Last week's look at Wisconsin's ability to prevent opponents' 3-point attempts got me thinking about how the other half lives. Much like certain programs run successful defenses without forcing many turnovers (UConn) or preventing offensive rebounds well (Louisville), there are teams that are effective defensively while allowing a lot of 3-point attempts. How do they do it?

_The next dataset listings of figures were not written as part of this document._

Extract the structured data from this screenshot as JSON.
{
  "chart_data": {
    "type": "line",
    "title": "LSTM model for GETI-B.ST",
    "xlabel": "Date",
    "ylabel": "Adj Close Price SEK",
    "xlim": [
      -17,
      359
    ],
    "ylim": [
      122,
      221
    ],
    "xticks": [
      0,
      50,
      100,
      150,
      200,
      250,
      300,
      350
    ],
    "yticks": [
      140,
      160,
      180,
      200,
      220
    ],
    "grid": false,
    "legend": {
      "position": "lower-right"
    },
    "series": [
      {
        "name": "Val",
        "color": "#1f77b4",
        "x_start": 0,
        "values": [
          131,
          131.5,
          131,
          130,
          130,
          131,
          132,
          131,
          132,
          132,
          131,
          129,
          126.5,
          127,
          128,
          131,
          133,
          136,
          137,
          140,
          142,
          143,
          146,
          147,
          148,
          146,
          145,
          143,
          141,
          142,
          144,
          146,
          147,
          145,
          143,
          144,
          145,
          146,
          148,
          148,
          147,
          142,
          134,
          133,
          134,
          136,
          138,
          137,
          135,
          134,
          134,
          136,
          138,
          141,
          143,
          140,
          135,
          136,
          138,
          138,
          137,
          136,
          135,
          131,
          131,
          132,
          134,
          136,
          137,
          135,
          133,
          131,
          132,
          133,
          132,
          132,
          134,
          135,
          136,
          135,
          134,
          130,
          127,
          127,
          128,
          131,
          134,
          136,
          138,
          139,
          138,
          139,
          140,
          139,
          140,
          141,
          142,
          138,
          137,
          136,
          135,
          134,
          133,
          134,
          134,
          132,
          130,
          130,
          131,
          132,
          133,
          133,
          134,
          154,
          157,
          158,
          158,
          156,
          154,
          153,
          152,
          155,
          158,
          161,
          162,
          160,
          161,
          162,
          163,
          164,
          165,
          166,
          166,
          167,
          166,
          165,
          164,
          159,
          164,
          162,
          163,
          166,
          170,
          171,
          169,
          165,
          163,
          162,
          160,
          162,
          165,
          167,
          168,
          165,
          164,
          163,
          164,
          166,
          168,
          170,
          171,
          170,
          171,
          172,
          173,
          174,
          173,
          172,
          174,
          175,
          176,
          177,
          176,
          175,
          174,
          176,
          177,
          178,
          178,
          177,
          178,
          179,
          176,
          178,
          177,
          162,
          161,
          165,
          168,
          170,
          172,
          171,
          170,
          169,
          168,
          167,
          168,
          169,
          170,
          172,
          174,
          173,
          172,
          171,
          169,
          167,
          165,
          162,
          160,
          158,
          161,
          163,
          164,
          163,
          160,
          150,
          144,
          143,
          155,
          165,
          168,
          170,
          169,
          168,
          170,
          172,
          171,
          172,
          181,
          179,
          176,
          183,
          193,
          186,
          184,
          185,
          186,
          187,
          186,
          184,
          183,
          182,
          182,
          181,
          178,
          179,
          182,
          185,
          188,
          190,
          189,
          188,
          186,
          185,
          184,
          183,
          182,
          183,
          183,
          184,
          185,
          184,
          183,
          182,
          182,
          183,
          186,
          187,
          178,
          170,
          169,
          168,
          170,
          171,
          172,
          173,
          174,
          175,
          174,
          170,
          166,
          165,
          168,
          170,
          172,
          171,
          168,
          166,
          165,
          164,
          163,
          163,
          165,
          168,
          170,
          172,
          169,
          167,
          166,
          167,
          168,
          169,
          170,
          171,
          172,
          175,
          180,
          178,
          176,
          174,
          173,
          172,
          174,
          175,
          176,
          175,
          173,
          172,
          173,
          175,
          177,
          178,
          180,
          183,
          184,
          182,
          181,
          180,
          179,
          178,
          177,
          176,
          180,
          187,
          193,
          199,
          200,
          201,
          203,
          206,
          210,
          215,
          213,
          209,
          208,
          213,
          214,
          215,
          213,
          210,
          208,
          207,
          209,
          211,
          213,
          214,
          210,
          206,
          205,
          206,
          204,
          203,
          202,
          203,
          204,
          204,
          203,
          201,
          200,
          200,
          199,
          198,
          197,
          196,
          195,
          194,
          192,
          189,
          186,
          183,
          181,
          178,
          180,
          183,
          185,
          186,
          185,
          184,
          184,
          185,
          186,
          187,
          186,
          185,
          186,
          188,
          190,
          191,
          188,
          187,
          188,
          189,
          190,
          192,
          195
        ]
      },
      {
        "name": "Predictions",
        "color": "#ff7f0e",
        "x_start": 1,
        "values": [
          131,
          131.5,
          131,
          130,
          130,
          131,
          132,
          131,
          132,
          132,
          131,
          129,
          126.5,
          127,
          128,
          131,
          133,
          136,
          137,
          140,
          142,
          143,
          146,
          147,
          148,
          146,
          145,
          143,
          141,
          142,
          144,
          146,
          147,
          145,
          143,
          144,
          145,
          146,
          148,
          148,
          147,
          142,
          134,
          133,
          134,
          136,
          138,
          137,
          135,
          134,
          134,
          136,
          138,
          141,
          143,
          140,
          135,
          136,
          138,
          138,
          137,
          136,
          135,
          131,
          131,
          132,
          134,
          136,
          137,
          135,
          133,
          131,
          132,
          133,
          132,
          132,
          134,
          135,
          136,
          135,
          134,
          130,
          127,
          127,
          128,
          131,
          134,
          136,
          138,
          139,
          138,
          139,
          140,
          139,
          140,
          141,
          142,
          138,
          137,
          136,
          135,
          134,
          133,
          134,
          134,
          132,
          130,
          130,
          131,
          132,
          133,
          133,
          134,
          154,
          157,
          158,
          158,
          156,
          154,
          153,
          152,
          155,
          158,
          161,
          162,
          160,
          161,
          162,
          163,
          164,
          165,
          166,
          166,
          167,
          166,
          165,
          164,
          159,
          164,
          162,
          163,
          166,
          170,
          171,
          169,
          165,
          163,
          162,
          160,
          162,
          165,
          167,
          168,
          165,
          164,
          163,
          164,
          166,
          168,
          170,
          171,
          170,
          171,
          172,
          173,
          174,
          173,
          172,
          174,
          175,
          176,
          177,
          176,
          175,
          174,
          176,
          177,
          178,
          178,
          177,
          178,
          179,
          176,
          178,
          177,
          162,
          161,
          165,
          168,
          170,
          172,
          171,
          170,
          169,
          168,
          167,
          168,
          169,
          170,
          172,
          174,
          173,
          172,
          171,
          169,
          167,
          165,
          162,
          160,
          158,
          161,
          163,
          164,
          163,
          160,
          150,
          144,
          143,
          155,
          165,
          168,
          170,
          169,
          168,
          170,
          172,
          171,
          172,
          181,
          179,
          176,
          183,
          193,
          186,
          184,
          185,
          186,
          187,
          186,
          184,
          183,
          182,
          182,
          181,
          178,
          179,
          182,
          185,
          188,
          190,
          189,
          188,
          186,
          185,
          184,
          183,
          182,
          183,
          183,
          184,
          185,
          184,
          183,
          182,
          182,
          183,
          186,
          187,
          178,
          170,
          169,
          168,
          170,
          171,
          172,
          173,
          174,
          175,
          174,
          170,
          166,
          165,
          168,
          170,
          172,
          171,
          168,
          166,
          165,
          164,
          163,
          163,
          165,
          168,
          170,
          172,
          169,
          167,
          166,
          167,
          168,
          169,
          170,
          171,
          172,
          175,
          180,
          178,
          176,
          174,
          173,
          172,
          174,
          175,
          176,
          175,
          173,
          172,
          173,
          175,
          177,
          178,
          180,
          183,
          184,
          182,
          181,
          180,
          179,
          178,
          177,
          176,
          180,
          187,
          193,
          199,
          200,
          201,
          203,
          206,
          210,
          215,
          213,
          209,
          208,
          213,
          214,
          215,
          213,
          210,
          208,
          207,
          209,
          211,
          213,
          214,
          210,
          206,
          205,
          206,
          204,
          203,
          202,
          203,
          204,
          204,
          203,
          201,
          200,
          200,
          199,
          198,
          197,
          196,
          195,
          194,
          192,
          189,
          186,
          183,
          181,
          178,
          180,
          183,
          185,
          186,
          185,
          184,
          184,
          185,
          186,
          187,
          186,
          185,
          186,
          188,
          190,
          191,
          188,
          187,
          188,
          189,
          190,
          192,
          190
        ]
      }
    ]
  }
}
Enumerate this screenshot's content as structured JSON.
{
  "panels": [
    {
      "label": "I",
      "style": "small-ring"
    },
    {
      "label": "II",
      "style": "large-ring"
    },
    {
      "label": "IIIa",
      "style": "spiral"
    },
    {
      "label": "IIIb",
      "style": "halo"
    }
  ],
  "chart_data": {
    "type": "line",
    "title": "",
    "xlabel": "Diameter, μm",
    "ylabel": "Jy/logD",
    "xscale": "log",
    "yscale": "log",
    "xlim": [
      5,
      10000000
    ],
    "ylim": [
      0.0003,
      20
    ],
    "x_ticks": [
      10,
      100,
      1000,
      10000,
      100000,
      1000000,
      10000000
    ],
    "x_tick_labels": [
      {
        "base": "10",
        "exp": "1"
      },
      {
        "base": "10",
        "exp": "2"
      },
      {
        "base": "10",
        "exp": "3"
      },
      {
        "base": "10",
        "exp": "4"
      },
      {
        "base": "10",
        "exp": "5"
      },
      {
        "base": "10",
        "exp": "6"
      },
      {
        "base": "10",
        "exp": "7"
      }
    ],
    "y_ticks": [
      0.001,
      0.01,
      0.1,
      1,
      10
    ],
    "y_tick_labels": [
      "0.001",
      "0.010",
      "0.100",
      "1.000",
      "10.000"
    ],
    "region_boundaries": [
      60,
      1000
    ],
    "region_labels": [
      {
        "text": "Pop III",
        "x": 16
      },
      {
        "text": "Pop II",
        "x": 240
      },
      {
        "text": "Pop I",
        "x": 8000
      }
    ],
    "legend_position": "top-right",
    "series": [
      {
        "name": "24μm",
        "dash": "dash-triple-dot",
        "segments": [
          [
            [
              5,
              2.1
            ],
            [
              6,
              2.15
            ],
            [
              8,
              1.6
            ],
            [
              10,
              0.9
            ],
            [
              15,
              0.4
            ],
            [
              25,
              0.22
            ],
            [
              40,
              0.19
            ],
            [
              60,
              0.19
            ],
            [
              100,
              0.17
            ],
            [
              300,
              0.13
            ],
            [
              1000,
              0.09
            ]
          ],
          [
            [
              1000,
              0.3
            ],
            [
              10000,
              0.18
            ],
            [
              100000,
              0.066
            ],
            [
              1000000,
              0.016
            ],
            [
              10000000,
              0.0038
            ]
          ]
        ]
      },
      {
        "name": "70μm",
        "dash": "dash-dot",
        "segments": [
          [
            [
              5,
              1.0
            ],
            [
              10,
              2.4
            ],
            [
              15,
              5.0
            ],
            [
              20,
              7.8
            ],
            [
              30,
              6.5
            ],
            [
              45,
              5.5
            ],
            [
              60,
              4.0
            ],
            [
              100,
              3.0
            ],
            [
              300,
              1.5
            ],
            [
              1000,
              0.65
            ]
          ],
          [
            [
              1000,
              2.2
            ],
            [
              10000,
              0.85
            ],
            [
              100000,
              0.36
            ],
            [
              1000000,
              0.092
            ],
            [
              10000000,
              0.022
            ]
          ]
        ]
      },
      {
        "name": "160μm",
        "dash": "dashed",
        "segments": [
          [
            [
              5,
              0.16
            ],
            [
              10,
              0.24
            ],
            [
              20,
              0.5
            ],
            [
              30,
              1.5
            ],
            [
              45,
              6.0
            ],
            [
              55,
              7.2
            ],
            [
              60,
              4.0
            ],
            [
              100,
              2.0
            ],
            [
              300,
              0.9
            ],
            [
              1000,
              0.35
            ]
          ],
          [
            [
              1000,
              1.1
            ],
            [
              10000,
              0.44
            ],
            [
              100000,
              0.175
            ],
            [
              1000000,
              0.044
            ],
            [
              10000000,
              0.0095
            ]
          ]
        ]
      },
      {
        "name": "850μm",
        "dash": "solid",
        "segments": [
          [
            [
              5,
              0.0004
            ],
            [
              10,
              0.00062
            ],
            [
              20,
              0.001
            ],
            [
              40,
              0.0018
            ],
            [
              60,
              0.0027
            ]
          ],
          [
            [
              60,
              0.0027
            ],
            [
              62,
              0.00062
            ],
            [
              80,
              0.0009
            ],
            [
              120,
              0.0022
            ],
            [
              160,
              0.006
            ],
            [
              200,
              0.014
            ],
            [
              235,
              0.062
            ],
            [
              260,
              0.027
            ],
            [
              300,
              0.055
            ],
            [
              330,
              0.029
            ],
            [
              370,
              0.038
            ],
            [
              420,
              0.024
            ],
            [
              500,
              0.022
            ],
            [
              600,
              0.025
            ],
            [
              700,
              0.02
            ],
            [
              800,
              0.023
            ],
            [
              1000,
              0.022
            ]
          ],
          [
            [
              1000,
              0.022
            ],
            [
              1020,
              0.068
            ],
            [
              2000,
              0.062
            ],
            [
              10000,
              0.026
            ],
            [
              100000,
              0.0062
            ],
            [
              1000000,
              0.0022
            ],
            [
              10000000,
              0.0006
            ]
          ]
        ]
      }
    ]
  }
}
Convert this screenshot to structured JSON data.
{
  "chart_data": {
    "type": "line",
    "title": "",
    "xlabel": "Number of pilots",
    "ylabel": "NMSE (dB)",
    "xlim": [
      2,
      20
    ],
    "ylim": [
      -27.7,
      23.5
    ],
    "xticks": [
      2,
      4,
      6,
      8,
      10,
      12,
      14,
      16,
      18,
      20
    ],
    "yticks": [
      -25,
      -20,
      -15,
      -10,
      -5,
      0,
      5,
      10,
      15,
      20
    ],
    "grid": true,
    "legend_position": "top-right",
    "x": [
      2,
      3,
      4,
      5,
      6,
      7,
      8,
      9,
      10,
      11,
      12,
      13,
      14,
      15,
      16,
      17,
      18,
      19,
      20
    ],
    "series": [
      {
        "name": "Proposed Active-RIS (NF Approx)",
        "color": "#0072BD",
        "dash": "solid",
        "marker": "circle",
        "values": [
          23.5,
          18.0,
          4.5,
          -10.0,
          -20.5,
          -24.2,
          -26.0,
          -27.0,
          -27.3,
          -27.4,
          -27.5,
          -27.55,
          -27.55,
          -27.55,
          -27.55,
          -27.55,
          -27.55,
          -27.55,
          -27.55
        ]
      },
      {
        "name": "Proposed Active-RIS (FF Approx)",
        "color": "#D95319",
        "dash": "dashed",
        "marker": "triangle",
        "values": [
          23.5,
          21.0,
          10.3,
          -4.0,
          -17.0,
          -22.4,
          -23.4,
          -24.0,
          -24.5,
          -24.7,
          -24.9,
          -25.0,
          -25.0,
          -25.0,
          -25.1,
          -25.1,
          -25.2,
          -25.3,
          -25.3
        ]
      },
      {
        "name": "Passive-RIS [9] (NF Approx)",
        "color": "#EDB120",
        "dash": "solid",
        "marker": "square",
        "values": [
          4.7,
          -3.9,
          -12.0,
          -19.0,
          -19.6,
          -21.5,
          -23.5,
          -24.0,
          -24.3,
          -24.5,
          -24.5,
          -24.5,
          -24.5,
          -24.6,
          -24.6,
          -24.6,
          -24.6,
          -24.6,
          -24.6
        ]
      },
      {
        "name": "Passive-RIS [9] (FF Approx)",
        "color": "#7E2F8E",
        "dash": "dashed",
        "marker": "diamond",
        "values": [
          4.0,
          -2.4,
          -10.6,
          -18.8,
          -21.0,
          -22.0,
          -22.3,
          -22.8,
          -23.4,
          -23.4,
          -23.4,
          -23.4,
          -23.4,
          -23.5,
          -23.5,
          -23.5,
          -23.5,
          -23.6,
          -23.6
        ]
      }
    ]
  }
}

There's a weak relationship between limiting 3-point attempts and defensive efficiency. However, some defenses not only succeed but dominate while allowing a lot 3-point attempts. Look no further than last season's edition of Florida State , which led the nation in adjusted defensive efficiency while allowing the 21st–highest 3-point attempt percentage. (While the Seminoles' defense was amazing, it's worth noting that their season-ending loss to VCU in the Sweet 16 was partially the result of the Rams being able to take almost half their shots from 3-point range, where they made 12-of-26 attempts.)
Over the years, no tournament-quality team has more consistently allowed a bunch of 3-point attempts than Syracuse. Jim Boeheim's famous zone is fairly aggressive as zones go, extending well beyond the 3-point line at times, but its most important feature is that it's nearly impenetrable from action on the dribble. Thus, opponents are frequently relegated to long-distance jump shots.